The government and industry are co-designing broader access via a web form and, eventually, app-based solutions beyond the Qantas pilot. The goal is to eliminate paper cards entirely once the infrastructure is in place at every entry point.
What Travelers Should Know
If you're flying into Australia on Qantas and are invited to use the trial, the process is straightforward: complete the Australia Travel Declaration via the Qantas app before your flight, save the QR code, and show it at the border. It cuts out the scramble to fill in the paper card during descent or in the arrivals hall. Passengers in the pilot report smoother processing through SmartGates, with less waiting and no handwritten forms to manage.
But if you're flying on another carrier or arriving at a port not yet part of the rollout, you'll still need the paper card. The digital system isn't universal yet, and access remains limited during the transition. Check with your airline or the Australian Border Force website before departure to confirm which process applies to your trip.
What This Changes at the Border
Digitizing passenger cards is a logical step. Paper forms are slow, prone to error, and a pain to process on both sides of the immigration counter. The Australia Travel Declaration should speed up arrivals, reduce bottlenecks at busy airports, and make the border experience less analog for travelers who already book flights, check in, and clear customs via apps and kiosks.
The 12 to 18 month rollout timeline is ambitious but not unrealistic.
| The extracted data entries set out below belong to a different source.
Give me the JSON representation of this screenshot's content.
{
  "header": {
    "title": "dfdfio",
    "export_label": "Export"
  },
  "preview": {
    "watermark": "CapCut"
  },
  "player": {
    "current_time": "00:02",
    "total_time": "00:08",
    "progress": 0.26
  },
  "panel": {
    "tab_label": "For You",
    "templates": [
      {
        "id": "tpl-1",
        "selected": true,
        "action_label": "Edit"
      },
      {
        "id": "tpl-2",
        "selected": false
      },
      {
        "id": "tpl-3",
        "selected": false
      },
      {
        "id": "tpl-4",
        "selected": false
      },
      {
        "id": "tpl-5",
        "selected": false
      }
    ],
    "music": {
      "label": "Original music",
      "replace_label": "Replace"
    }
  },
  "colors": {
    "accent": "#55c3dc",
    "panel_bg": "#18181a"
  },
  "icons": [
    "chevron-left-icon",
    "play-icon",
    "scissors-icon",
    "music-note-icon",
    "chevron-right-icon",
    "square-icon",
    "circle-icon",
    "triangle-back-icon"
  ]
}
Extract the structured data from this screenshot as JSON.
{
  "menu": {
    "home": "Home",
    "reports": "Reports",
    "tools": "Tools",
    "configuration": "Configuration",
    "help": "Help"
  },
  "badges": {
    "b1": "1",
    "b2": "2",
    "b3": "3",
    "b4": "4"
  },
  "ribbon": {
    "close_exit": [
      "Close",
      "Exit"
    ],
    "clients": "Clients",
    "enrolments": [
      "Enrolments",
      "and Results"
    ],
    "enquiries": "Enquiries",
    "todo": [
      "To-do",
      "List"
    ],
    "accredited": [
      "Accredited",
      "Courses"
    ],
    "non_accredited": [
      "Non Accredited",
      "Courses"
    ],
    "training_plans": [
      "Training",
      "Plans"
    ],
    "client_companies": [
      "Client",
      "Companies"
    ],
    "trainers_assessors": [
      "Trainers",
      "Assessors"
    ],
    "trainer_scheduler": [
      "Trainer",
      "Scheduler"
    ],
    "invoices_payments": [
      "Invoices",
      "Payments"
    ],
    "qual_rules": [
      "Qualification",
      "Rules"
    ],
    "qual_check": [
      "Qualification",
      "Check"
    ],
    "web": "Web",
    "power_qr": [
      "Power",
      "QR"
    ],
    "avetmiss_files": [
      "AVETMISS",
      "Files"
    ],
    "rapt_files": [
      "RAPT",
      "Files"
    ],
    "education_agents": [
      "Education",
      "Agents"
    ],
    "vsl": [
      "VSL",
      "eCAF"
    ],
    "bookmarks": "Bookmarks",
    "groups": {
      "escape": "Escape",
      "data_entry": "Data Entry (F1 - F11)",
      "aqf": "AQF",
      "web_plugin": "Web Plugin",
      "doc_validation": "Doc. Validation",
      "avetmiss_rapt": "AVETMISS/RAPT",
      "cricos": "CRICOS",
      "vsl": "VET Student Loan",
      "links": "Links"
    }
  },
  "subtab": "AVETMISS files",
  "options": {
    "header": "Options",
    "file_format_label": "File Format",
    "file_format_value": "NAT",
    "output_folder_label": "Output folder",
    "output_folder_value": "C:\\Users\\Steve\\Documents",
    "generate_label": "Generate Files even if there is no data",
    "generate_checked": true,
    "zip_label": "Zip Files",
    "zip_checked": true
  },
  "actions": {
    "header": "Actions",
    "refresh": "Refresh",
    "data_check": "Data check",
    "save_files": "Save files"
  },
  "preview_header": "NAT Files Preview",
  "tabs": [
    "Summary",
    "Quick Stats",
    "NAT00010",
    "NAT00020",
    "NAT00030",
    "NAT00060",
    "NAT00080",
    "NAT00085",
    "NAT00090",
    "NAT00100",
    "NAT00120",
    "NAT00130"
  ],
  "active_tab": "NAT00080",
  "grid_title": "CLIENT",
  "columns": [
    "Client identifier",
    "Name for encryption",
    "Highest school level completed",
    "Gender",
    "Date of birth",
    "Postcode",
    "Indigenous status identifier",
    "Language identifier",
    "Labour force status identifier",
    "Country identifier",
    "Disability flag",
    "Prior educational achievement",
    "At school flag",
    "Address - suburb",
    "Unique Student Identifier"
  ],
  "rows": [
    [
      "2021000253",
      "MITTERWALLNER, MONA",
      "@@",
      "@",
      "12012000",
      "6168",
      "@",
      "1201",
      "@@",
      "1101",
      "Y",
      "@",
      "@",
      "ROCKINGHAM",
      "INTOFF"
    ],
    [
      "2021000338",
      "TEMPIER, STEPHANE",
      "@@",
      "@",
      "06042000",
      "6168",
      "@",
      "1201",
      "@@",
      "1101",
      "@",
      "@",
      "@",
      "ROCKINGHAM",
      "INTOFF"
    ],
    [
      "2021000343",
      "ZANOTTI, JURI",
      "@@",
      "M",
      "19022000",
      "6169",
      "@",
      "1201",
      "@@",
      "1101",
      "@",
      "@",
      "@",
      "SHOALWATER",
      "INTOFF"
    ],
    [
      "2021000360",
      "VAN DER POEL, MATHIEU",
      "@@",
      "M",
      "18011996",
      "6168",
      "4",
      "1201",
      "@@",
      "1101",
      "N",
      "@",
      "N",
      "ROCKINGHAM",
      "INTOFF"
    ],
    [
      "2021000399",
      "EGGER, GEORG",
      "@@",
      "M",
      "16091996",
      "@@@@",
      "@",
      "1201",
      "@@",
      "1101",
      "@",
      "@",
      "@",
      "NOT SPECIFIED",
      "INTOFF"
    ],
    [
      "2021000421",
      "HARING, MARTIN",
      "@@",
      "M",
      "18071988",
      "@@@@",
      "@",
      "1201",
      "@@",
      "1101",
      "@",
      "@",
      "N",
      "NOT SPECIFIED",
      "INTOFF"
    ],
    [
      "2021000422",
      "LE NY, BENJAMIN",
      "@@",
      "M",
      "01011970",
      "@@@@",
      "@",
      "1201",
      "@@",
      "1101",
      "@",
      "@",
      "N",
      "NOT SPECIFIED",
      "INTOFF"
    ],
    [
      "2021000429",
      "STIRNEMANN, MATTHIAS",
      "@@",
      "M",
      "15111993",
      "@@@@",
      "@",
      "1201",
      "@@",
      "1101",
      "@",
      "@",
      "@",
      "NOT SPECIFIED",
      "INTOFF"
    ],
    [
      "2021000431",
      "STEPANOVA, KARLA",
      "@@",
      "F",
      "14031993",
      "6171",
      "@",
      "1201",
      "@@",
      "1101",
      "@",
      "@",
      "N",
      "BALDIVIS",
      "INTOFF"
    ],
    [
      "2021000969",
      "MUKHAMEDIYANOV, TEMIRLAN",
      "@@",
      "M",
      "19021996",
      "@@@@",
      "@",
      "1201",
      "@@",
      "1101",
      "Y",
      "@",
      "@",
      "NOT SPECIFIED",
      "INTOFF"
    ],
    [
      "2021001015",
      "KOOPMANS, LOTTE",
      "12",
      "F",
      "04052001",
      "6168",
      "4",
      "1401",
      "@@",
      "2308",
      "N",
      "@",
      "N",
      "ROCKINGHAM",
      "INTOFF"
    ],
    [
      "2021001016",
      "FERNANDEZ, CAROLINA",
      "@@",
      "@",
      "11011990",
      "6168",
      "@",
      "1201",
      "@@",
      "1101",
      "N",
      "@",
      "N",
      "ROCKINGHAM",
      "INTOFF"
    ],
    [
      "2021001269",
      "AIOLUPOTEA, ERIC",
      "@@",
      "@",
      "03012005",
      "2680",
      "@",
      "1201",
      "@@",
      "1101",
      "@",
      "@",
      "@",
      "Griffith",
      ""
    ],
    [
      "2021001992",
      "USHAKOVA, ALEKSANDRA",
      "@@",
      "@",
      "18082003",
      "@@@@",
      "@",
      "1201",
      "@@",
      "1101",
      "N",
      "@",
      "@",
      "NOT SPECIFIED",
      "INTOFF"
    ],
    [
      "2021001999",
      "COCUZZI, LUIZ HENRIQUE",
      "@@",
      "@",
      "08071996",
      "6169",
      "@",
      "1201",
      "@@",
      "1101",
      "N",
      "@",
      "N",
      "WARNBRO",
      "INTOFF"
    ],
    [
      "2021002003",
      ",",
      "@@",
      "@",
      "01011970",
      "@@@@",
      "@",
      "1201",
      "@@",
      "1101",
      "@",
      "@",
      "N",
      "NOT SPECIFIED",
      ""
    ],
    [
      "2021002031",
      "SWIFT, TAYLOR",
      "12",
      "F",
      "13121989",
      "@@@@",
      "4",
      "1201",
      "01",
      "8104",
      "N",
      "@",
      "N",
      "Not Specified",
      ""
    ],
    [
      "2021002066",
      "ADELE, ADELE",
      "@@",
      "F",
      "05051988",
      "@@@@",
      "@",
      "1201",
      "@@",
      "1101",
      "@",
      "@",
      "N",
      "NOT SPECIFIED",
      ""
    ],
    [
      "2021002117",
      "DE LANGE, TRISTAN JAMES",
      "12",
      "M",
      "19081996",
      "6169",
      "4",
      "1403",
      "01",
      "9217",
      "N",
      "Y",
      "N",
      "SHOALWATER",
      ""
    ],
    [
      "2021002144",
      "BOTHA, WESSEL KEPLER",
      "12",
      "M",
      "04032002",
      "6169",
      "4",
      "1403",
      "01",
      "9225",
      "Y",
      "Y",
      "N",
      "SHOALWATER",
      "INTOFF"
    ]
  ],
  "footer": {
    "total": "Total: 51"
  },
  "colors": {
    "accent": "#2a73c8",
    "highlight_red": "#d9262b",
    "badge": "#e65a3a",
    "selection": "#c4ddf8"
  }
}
Australia's SmartGate infrastructure is mature, and the Qantas pilot has been running long enough to iron out major glitches. The challenge will be scaling the system across carriers, ensuring non-English speakers and families can navigate it, and managing the inevitable technical hiccups when servers go down or QR codes don't scan.
There are open questions about data security and information sharing. The Australia Travel Declaration collects personal, immigration, and biosecurity information and shares it across government agencies and, in the Qantas pilot, through the airline's app. How that data is stored, who has access, and what safeguards exist will matter to travelers concerned about privacy. The government hasn't published detailed protocols yet, and transparency will be critical as the system expands.
For now, the practical calculus is simple: if you're eligible for the digital option, use it. It's faster, cleaner, and eliminates the ritual of hunting for a pen in the arrivals hall. But until the rollout is complete, pack patience. The transition will be messy, and not every entry point will move at the same pace.